About crossentropyloss and nllloss

as i know nn.CrossEntropyLoss equal to nn.logsoftmax + nn.NLLLoss
but the nn.CrossEntropyLoss seems like have a function with one hot
so if i want to use nn.logsoftmax + nn.NLLLoss to replace nn.CrossEntropyLoss
should i write a function def onehot?

1 Like

Just try it.

import torch
import torch.nn as nn

ce = nn.CrossEntropyLoss()
ls = nn.LogSoftmax(dim=-1)
nll = nn.NLLLoss() 

batch_size = 5
num_classes = 8
x = torch.rand(batch_size, num_classes)
y = torch.randint(num_classes, (batch_size,))

print(ce(x, y))
print(nll(ls(x), y))

PS: Here is one_hot API nn.functional.one_hot.

thanku for your help
the print(ce(x, y)) 's answer is equal to
print(nll(ls(x), y)) 's
but i get a new trouble
print(ce(ls(x),y)) is also get a same answer
it is seems like the logsoftmax is invalid?

import torch
import torch.nn.functional as F

x = torch.rand(1, 2, 3, 4)
ls = F.log_softmax(x)
lsls = F.log_softmax(F.log_softmax(x))
print((lsls - ls).abs().max())

in my forward network
the last one is x=nn.linear(xxxx,classnums)
i use the loss=crossentropyloss(x,target)
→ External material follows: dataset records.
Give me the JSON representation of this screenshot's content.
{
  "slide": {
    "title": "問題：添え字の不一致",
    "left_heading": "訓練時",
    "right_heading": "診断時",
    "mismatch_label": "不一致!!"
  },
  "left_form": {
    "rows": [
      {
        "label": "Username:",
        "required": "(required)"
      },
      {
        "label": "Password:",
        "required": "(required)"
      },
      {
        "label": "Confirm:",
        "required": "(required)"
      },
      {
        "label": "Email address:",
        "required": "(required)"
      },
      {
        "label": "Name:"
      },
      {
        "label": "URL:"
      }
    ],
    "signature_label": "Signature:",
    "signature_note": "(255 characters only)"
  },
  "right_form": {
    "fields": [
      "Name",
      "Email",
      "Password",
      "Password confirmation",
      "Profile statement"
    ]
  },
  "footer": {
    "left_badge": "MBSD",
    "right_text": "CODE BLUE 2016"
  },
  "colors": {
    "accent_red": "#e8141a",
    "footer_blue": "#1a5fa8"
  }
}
if after x=nn.linear(xxxx,classnums)
follow x=F.log_softmax(x)

loss1=nn.crossentropyloss(x,target)
loss2=nn.NLLLoss(x,target)
seems loss1=loss2?
thats strange…

Since LogSoftmax is idempotent, you’ll get the same output as shown by @Eta_C’s example.
Internally nn.CrossEntropyLoss will apply another F.log_softmax on the inputs.
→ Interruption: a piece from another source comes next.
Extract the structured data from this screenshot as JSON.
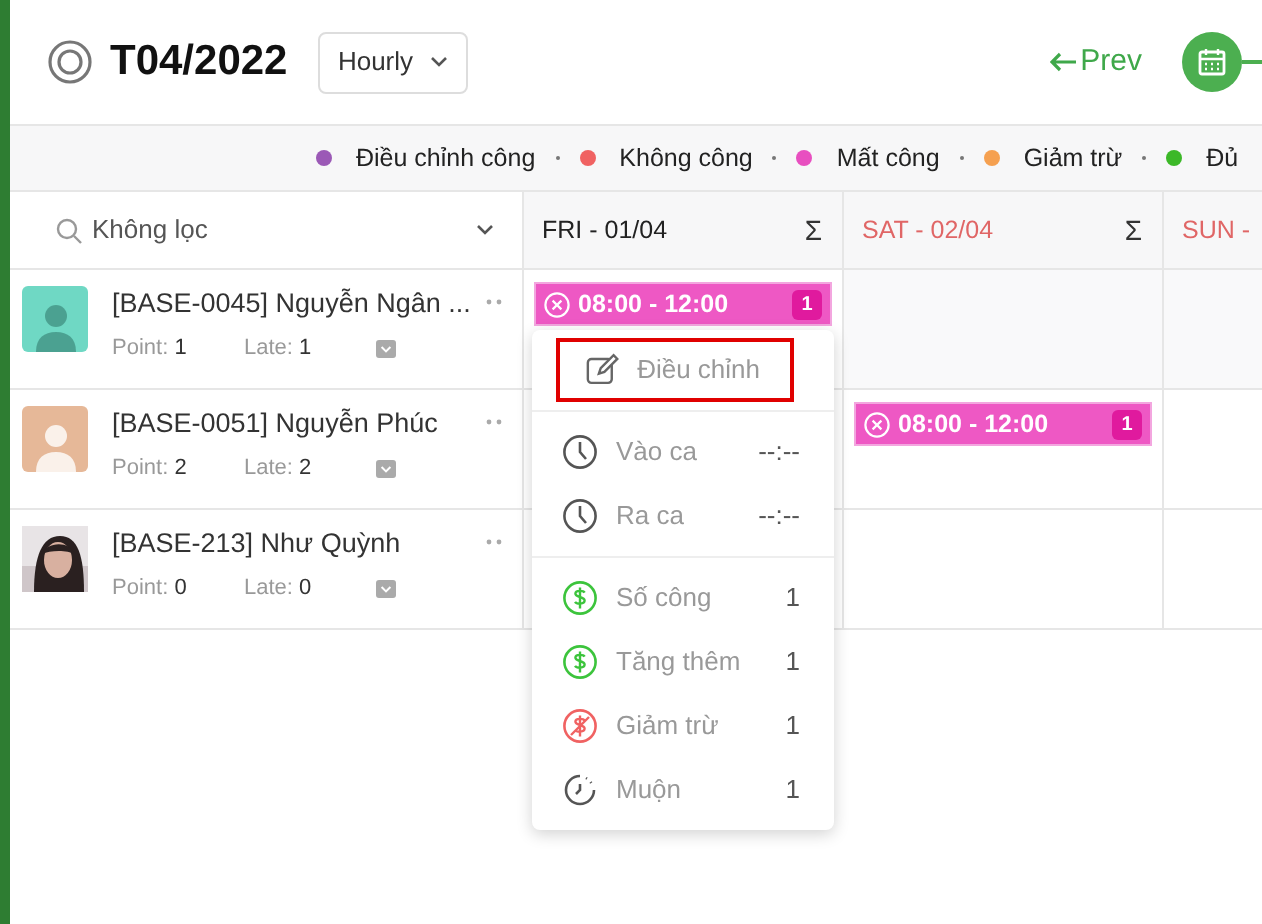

However, I would recommend to stick to:

  • nn.LogSoftmax + nn.NLLLoss or
  • raw logits + nn.CrossentropyLoss

as you won’t get any benefit from it using these loss functions.

2 Likes

Although LogSoftmax is idempotent, using it twice will still produce floating point precision error. :rofl: